Cerulean directed the Red Hills Writers Project between 2004 and 2011, and edited Unspoiled: Writers Speak for Florida’s Coast, with Janisse Ray and A. James Wohlpart, in 2010. Unspoiled alerted Floridians to perils of oil drilling in the Gulf (and sold nearly 10,000 copies). With Janisse Ray and Laura Newton, she also edited Between Two Rivers: Stories from the Red Hills to the Gulf (RHWP, 2004). This locally-acclaimed anthology brought together personal essays written by 29 of the area’s foremost writers and naturalists.

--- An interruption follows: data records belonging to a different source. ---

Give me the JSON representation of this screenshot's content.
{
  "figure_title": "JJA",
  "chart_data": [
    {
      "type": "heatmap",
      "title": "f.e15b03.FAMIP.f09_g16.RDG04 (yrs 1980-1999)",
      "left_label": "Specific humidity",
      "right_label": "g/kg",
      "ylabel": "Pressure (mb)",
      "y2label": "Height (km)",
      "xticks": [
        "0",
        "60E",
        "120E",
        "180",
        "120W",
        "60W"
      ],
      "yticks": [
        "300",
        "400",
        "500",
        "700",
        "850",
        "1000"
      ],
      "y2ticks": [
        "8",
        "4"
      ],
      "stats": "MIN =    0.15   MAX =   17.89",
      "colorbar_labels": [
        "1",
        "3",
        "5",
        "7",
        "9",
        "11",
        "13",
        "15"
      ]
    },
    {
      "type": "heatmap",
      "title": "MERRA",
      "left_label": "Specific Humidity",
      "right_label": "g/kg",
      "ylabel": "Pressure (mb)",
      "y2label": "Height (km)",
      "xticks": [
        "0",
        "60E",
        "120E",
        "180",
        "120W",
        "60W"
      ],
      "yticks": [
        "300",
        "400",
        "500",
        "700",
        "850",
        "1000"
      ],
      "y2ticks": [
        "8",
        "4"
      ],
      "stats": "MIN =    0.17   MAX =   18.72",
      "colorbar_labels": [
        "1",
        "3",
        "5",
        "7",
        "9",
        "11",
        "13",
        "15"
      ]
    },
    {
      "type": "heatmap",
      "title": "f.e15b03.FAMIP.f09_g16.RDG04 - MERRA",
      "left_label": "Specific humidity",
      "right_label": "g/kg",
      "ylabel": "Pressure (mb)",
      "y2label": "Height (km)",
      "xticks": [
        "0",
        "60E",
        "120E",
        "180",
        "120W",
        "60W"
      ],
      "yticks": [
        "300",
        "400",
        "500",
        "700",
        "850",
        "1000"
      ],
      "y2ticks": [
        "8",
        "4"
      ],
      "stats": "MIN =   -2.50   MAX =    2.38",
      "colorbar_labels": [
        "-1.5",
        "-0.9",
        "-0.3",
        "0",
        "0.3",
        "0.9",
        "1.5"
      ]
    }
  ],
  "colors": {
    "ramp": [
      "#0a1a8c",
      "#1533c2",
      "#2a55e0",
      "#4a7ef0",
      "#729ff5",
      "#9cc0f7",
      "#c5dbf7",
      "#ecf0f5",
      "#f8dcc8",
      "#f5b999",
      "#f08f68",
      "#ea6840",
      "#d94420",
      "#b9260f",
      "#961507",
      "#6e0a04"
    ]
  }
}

In March 2009, she was honored by Tallahassee Community College as one of the “Women Taking the Lead to Save our Planet.”
Cerulean has written and advocated on behalf of Florida and its wildlife from her home in Tallahassee since 1981. She is a founding board member of Heart of the Earth and the Red Hills Writers Project. She designed the States Nongame and Watchable Wildlife Programs, and was named Environmental Educator of the year by the Governors Council for a Sustainable Florida in 1997.
Susan Cerulean lives in Tallahassee Florida with her husband, oceanographer and climate scientist Dr. Jeffrey Chanton. They have three grown sons.